Spain’s Naturgy defends plan to split business after shares slide

By Isla Binnie

MADRID (Reuters) -Naturgy defended a plan to split into two listed businesses on Friday, promising the new structure would allow both companies to grow after a share price plunge indicated investor scepticism.

The Spanish gas and power group said on Thursday it would separate its infrastructure and energy businesses, while maintaining the same shareholder structure and workforce.

Shares rose after the announcement, but plunged in early trading on Friday and were down 9.7% around midday.

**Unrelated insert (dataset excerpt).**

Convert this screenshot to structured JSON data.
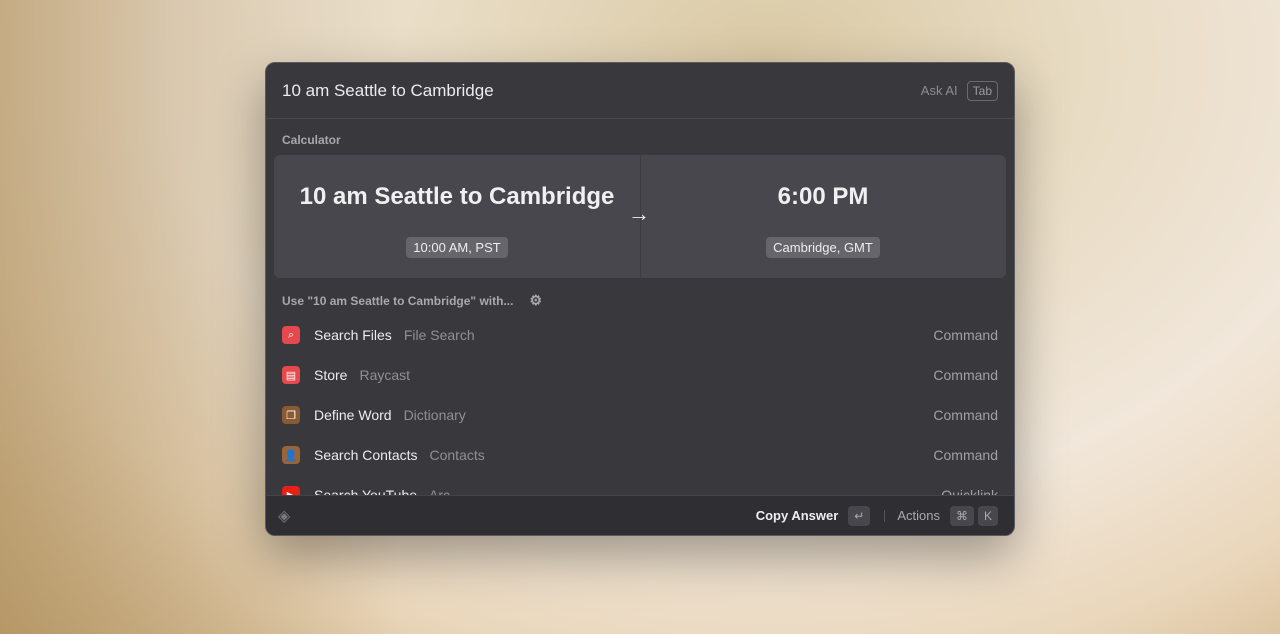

The sell-off shaved about 2.7 billion euros ($3.1 billion) off Naturgy’s market value, leaving it worth just under 25 billion euros, according to Reuters calculations based on Refinitiv data.

Responding to questions about the plan from analysts on a conference call, Chief Executive Francisco Reynes said that having two companies would allow them to “become more competitive in pursuing new projects of growth in the future.”

JP Morgan analysts wrote that the split was expected to bring higher corporate costs and potentially a funding gap in the liberalised energy business.

But Reynes said that “the cost of missing synergies by the organisation we have in mind is absolutely negligible.”

Steven Fernandez, Naturgy’s global head of capital markets, said Naturgy would maintain its “opportunistic” approach to mergers and acquisitions.

Naturgy’s shareholders include private equity firms CVC and GIP and Criteria Caixa, the investment holding company which is the main shareholder of Caixabank. Last year, Australian fund IFM bought a 12% stake.

Most of its 13 billion euro debt would stay with the Spanish infrastructure business, Fernandez said.